R3 (comment hygiene)	Feasible	Some judgment required; will adopt heuristic: drop comments whose translated form would be a single verb-phrase paraphrase of the next executable line.
R4 (style compliance)	Feasible	Watch line-length when translating dense Chinese to English (English is typically longer); rewrap as needed without changing executable code.
R5 (verification)	Feasible	The `grep -rln '[一-鿿]'` rule is reliable. Residual hits should land only in: prompt template strings (#2/#3/#4/#5), logger/API string literals (#6), and the `tests/test_locale*` files (intentional Chinese test data).
R6 (tracking/branching)	Feasible	Branch + commit conventions are standard for this repo; `/done` skill enforces them.

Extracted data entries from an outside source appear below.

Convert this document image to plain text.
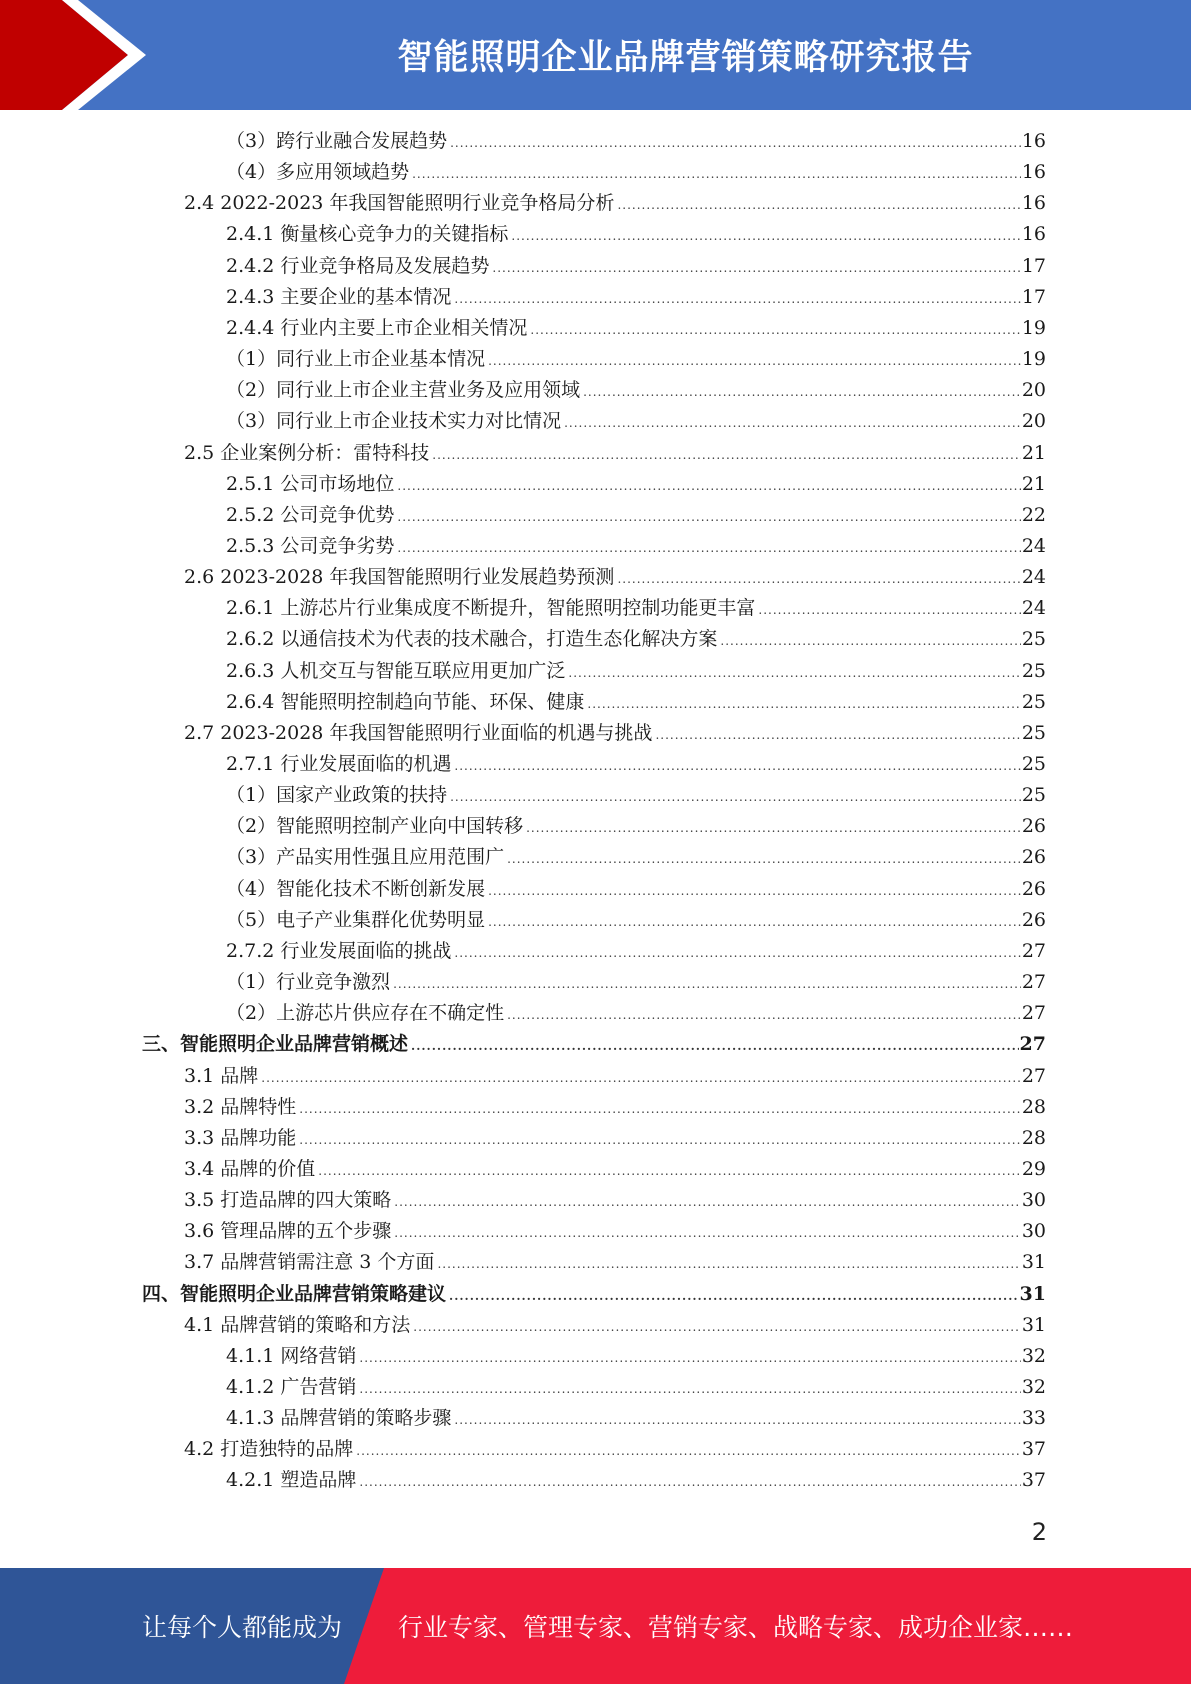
智能照明企业品牌营销策略研究报告
（3）跨行业融合发展趋势 .....	16
（4）多应用领域趋势 .....	16
2.4 2022-2023 年我国智能照明行业竞争格局分析 .....	16
2.4.1 衡量核心竞争力的关键指标 .....	16
2.4.2 行业竞争格局及发展趋势 .....	17
2.4.3 主要企业的基本情况 .....	17
2.4.4 行业内主要上市企业相关情况 .....	19
（1）同行业上市企业基本情况 .....	19
（2）同行业上市企业主营业务及应用领域 .....	20
（3）同行业上市企业技术实力对比情况 .....	20
2.5 企业案例分析：雷特科技 .....	21
2.5.1 公司市场地位 .....	21
2.5.2 公司竞争优势 .....	22
2.5.3 公司竞争劣势 .....	24
2.6 2023-2028 年我国智能照明行业发展趋势预测 .....	24
2.6.1 上游芯片行业集成度不断提升，智能照明控制功能更丰富 .....	24
2.6.2 以通信技术为代表的技术融合，打造生态化解决方案 .....	25
2.6.3 人机交互与智能互联应用更加广泛 .....	25
2.6.4 智能照明控制趋向节能、环保、健康 .....	25
2.7 2023-2028 年我国智能照明行业面临的机遇与挑战 .....	25
2.7.1 行业发展面临的机遇 .....	25
（1）国家产业政策的扶持 .....	25
（2）智能照明控制产业向中国转移 .....	26
（3）产品实用性强且应用范围广 .....	26
（4）智能化技术不断创新发展 .....	26
（5）电子产业集群化优势明显 .....	26
2.7.2 行业发展面临的挑战 .....	27
（1）行业竞争激烈 .....	27
（2）上游芯片供应存在不确定性 .....	27
三、智能照明企业品牌营销概述 .....	27
3.1 品牌 .....	27
3.2 品牌特性 .....	28
3.3 品牌功能 .....	28
3.4 品牌的价值 .....	29
3.5 打造品牌的四大策略 .....	30
3.6 管理品牌的五个步骤 .....	30
3.7 品牌营销需注意 3 个方面 .....	31
四、智能照明企业品牌营销策略建议 .....	31
4.1 品牌营销的策略和方法 .....	31
4.1.1 网络营销 .....	32
4.1.2 广告营销 .....	32
4.1.3 品牌营销的策略步骤 .....	33
4.2 打造独特的品牌 .....	37
4.2.1 塑造品牌 .....	37
2
让每个人都能成为 行业专家、管理专家、营销专家、战略专家、成功企业家……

Constraint: Triple-quoted strings used as values (not as docstrings) must NOT be edited if their content is in scope of issues #2–#6 (prompts/log messages/error messages). Disambiguation matters.
Constraint: Chinese characters appearing inside f-string literal segments must remain. They are out of scope.
Unknown / Research Needed: None — task is mechanical and well-bounded.

i18n-externalize-backend-logs (#6) owns translating logger.{info,warning,error} Chinese arguments and API response strings.
i18n-report-agent-prompts (#5), and tickets #2/#3/#4 own prompt template strings.
We must NOT touch any string literal that those tickets own. After this PR, residual grep hits should reduce by exactly the count of comments and docstrings translated and nothing else.
The two backend/tests/test_locale*.py files are not in the ticket's listed file scope, and inspection shows their Chinese is exclusively in string literals (test data and a Unicode range check). They are out of scope by R1's enumerated paths and remain untouched.

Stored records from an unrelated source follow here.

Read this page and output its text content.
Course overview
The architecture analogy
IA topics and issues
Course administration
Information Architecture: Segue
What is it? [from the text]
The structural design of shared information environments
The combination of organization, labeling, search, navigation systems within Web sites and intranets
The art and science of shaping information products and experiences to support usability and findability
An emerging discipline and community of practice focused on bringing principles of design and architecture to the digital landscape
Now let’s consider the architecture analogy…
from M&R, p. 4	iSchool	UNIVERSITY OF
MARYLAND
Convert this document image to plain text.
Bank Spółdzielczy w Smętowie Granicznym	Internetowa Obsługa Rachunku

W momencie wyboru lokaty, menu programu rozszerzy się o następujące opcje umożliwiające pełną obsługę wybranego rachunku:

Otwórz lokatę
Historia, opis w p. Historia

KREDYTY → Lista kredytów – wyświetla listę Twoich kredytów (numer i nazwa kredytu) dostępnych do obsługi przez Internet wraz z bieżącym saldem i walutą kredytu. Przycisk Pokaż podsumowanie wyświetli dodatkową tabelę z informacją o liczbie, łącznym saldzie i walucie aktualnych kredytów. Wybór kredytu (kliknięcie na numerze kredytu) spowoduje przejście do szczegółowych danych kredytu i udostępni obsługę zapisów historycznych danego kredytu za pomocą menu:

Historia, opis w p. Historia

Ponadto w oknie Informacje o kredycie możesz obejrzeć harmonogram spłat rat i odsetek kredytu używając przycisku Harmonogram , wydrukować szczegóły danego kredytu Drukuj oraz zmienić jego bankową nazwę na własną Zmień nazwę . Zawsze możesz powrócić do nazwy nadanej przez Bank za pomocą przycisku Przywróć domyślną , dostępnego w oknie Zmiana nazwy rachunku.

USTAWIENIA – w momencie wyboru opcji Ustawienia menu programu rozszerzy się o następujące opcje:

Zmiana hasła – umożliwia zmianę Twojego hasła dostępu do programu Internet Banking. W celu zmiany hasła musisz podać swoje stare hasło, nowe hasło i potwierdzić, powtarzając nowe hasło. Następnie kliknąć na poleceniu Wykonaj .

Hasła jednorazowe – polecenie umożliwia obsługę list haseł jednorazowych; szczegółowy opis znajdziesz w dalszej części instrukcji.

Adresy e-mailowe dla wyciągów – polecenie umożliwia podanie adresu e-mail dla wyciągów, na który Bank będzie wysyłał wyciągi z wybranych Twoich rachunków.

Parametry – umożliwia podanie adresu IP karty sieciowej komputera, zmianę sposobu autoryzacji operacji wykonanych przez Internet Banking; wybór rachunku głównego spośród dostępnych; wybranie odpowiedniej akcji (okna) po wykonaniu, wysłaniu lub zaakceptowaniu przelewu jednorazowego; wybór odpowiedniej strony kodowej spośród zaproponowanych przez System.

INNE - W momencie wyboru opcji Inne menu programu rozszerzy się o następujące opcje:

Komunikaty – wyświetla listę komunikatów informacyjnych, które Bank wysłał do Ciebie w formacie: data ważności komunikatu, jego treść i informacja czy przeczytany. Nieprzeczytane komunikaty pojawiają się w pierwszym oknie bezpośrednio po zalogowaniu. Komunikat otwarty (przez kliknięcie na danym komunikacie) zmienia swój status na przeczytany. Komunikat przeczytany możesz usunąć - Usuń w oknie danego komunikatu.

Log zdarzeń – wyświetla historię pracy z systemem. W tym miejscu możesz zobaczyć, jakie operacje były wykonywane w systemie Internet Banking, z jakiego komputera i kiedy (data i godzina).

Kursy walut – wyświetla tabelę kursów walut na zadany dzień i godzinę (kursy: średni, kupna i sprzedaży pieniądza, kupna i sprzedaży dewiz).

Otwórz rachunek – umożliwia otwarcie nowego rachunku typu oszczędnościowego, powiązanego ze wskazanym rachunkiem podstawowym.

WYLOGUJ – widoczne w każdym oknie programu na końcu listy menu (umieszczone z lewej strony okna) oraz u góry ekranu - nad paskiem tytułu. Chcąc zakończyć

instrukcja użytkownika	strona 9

Walk the 37 in-scope files in a deterministic order (alphabetical), translating docstrings/comments per file, running the residual grep after each batch.
Group commit by area (models, utils, services, api, scripts, root) to keep PR diff readable.
✅ Simple, low risk, easy to revert per-area.
✅ Maps directly to the requirements; easy to verify.
❌ Larger PR than option B, but ticket explicitly allows a single PR.

Split into one PR per package (models/, utils/, …). The ticket allows this.
✅ Smaller diffs to review.
❌ More overhead (multiple branches/PRs); not necessary for a mechanical change of this size.

Build a one-shot translation script (LLM-driven) that rewrites docstrings/comments.
✅ Could scale to other repos.
❌ Out of proportion for a single-ticket task; risk of errant edits to string literals; tooling itself becomes a deliverable to test and maintain.

Effort: M (3–7 days of focused work) — 37 files, hundreds of comments. In an interactive AI-assisted run, this collapses to a few hours.
Risk: Low — comments-only diff; covered by mechanical verification (grep + pytest); easy to rollback per file/area.

Preferred approach: Option A (single-pass file-by-file, package-grouped commits, single PR).
Key decisions to capture in design:
- Order of traversal (proposed: models/ → utils/ → services/ → api/ → scripts/ → root files __init__.py, config.py, run.py).
- Heuristic for "drops the obvious comment" (one-line rule).
- How to handle Google-style docstring keys: always translate 参数: → Args:, 返回: → Returns:, 异常: → Raises:.
- Verification cadence: re-run the grep after each package batch.
Research items to carry forward: None.